Long-standing debates within the counter-trafficking and counter-smuggling space have focused on the ineffectiveness around the definitions used in the Trafficking in Persons protocol which supplement the United Nations Transnational Organized Crime Convention (UNTOC).
However, in a recent article published on Open Democracy, Marika McAdam argues that the legal framework is not flawed.
Instead, McAdam explains that commentators, scholars, and legal experts have a flawed comprehension and application of this specific body of international law.
The transnational organized crime element was so important to drafters of the earlier versions of the trafficking protocol, that it was proposed to limit its scope to only ‘international trafficking.’
LEARN: What is human trafficking?
Yet, today, this very important qualifier is essentially deemed insignificant when interpreted in practice by the United Nations Office on Drugs and Crime (UNODC).

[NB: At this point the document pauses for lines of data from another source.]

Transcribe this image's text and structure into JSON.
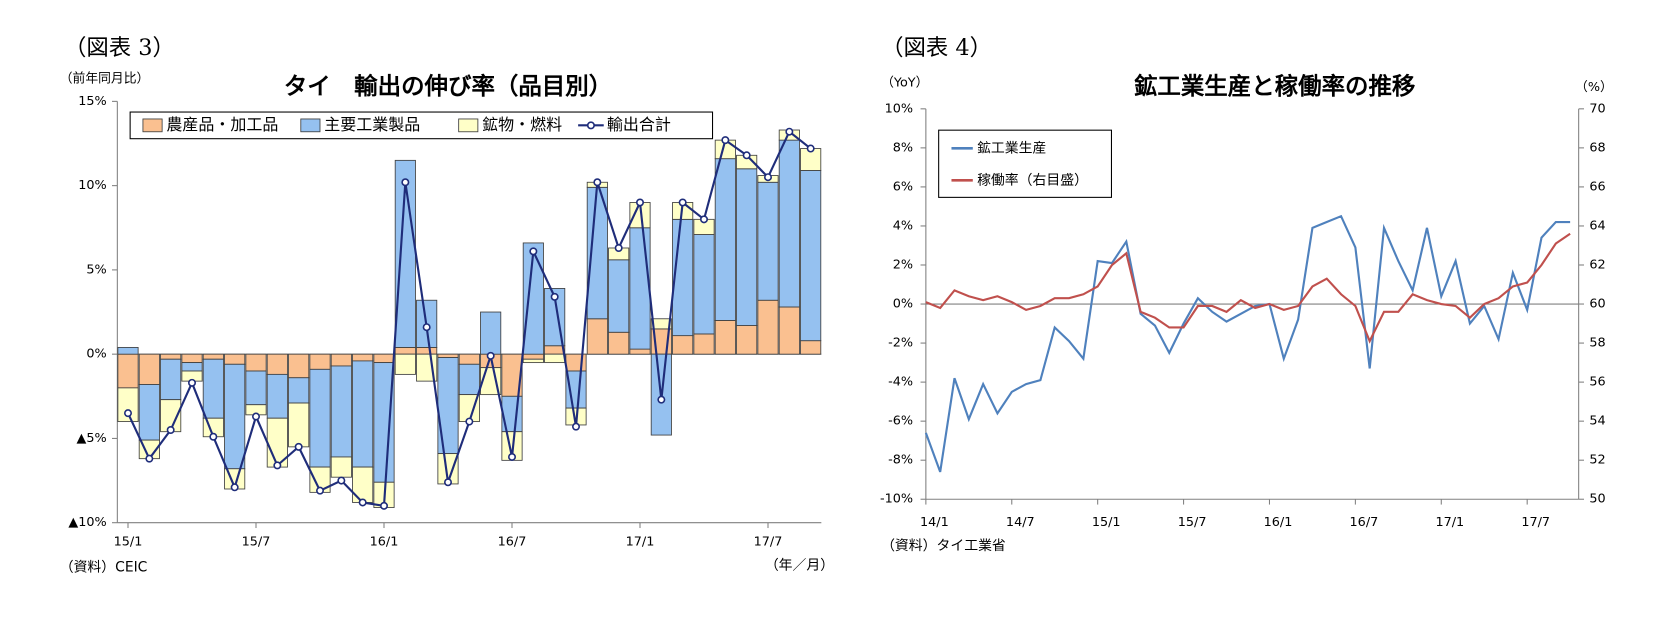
{
  "chart_data": [
    {
      "type": "bar",
      "heading": "（図表 3）",
      "title": "タイ　輸出の伸び率（品目別）",
      "y_label": "（前年同月比）",
      "x_label": "（年／月）",
      "source": "（資料）CEIC",
      "categories": [
        "15/1",
        null,
        null,
        null,
        null,
        null,
        "15/7",
        null,
        null,
        null,
        null,
        null,
        "16/1",
        null,
        null,
        null,
        null,
        null,
        "16/7",
        null,
        null,
        null,
        null,
        null,
        "17/1",
        null,
        null,
        null,
        null,
        null,
        "17/7",
        null,
        null
      ],
      "series": [
        {
          "name": "農産品・加工品",
          "color": "#fac090",
          "values": [
            -2.0,
            -1.8,
            -0.3,
            -0.5,
            -0.3,
            -0.6,
            -1.0,
            -1.2,
            -1.4,
            -0.9,
            -0.7,
            -0.4,
            -0.5,
            0.4,
            0.4,
            -0.2,
            -0.6,
            -0.8,
            -2.5,
            -0.3,
            0.5,
            -1.0,
            2.1,
            1.3,
            0.3,
            1.5,
            1.1,
            1.2,
            2.0,
            1.7,
            3.2,
            2.8,
            0.8
          ]
        },
        {
          "name": "主要工業製品",
          "color": "#95c1f0",
          "values": [
            0.4,
            -3.3,
            -2.4,
            -0.5,
            -3.5,
            -6.2,
            -2.0,
            -2.6,
            -1.5,
            -5.8,
            -5.4,
            -6.3,
            -7.1,
            11.1,
            2.8,
            -5.7,
            -1.8,
            2.5,
            -2.1,
            6.6,
            3.4,
            -2.2,
            7.8,
            4.3,
            7.2,
            -4.8,
            6.9,
            5.9,
            9.6,
            9.3,
            7.0,
            9.9,
            10.1
          ]
        },
        {
          "name": "鉱物・燃料",
          "color": "#ffffc8",
          "values": [
            -2.0,
            -1.1,
            -1.9,
            -0.6,
            -1.1,
            -1.2,
            -0.6,
            -2.9,
            -2.6,
            -1.5,
            -1.2,
            -2.1,
            -1.5,
            -1.2,
            -1.6,
            -1.8,
            -1.6,
            -1.6,
            -1.7,
            -0.2,
            -0.5,
            -1.0,
            0.3,
            0.7,
            1.5,
            0.6,
            1.0,
            0.9,
            1.1,
            0.8,
            0.4,
            0.6,
            1.3
          ]
        },
        {
          "name": "輸出合計",
          "color": "#1f2d7a",
          "type": "line",
          "values": [
            -3.5,
            -6.2,
            -4.5,
            -1.7,
            -4.9,
            -7.9,
            -3.7,
            -6.6,
            -5.5,
            -8.1,
            -7.5,
            -8.8,
            -9.0,
            10.2,
            1.6,
            -7.6,
            -4.0,
            -0.1,
            -6.1,
            6.1,
            3.4,
            -4.3,
            10.2,
            6.3,
            9.0,
            -2.7,
            9.0,
            8.0,
            12.7,
            11.8,
            10.5,
            13.2,
            12.2
          ]
        }
      ],
      "stacked": true,
      "ylim": [
        -10,
        15
      ],
      "yticks": [
        {
          "value": -10,
          "label": "▲10%"
        },
        {
          "value": -5,
          "label": "▲5%"
        },
        {
          "value": 0,
          "label": "0%"
        },
        {
          "value": 5,
          "label": "5%"
        },
        {
          "value": 10,
          "label": "10%"
        },
        {
          "value": 15,
          "label": "15%"
        }
      ],
      "legend": "top"
    },
    {
      "type": "line",
      "heading": "（図表 4）",
      "title": "鉱工業生産と稼働率の推移",
      "y_label": "（YoY）",
      "y2_label": "（%）",
      "source": "（資料）タイ工業省",
      "categories": [
        "14/1",
        null,
        null,
        null,
        null,
        null,
        "14/7",
        null,
        null,
        null,
        null,
        null,
        "15/1",
        null,
        null,
        null,
        null,
        null,
        "15/7",
        null,
        null,
        null,
        null,
        null,
        "16/1",
        null,
        null,
        null,
        null,
        null,
        "16/7",
        null,
        null,
        null,
        null,
        null,
        "17/1",
        null,
        null,
        null,
        null,
        null,
        "17/7",
        null,
        null,
        null
      ],
      "series": [
        {
          "name": "鉱工業生産",
          "color": "#4f81bd",
          "values": [
            -6.6,
            -8.6,
            -3.8,
            -5.9,
            -4.1,
            -5.6,
            -4.5,
            -4.1,
            -3.9,
            -1.2,
            -1.9,
            -2.8,
            2.2,
            2.1,
            3.2,
            -0.5,
            -1.1,
            -2.5,
            -1.0,
            0.3,
            -0.4,
            -0.9,
            -0.5,
            -0.1,
            0.0,
            -2.8,
            -0.8,
            3.9,
            4.2,
            4.5,
            2.9,
            -3.3,
            3.9,
            2.2,
            0.7,
            3.9,
            0.4,
            2.2,
            -1.0,
            -0.1,
            -1.8,
            1.6,
            -0.3,
            3.4,
            4.2,
            4.2
          ]
        },
        {
          "name": "稼働率（右目盛）",
          "color": "#c0504d",
          "axis": "y2",
          "values": [
            60.1,
            59.8,
            60.7,
            60.4,
            60.2,
            60.4,
            60.1,
            59.7,
            59.9,
            60.3,
            60.3,
            60.5,
            60.9,
            62.0,
            62.6,
            59.6,
            59.3,
            58.8,
            58.8,
            59.9,
            59.9,
            59.6,
            60.2,
            59.8,
            60.0,
            59.7,
            59.9,
            60.9,
            61.3,
            60.5,
            59.9,
            58.1,
            59.6,
            59.6,
            60.5,
            60.2,
            60.0,
            59.9,
            59.3,
            60.0,
            60.3,
            60.9,
            61.1,
            62.0,
            63.1,
            63.6
          ]
        }
      ],
      "ylim": [
        -10,
        10
      ],
      "yticks": [
        {
          "value": -10,
          "label": "-10%"
        },
        {
          "value": -8,
          "label": "-8%"
        },
        {
          "value": -6,
          "label": "-6%"
        },
        {
          "value": -4,
          "label": "-4%"
        },
        {
          "value": -2,
          "label": "-2%"
        },
        {
          "value": 0,
          "label": "0%"
        },
        {
          "value": 2,
          "label": "2%"
        },
        {
          "value": 4,
          "label": "4%"
        },
        {
          "value": 6,
          "label": "6%"
        },
        {
          "value": 8,
          "label": "8%"
        },
        {
          "value": 10,
          "label": "10%"
        }
      ],
      "y2lim": [
        50,
        70
      ],
      "y2ticks": [
        50,
        52,
        54,
        56,
        58,
        60,
        62,
        64,
        66,
        68,
        70
      ],
      "legend": "top-left"
    }
  ]
}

McAdam writes in Open Democracy:
Legislative guides and model laws explain that ‘transnationality’ and ‘involvement of organized criminal groups’ need not be captured in domestic offences, so that prosecutors are not required to prove these elements in order to secure conviction.
The lack of clarity around interpretations of ‘trafficking of persons’ in international law is further compounded by the use of terms such as ‘exploitation’ and ‘modern slavery’, which McAdam perceives as weakening the level of concern for the serious crime of human trafficking.
Criminal justice responses rarely help when they target desperately poor families with children in domestic servitude, or in places where early marriage is a deeply entrenched cultural practice.
Marika McAdam’s piece reveals that a strong effort against human trafficking lies in effectively using and interpreting existing legal instruments under international law, for what they were intended to address.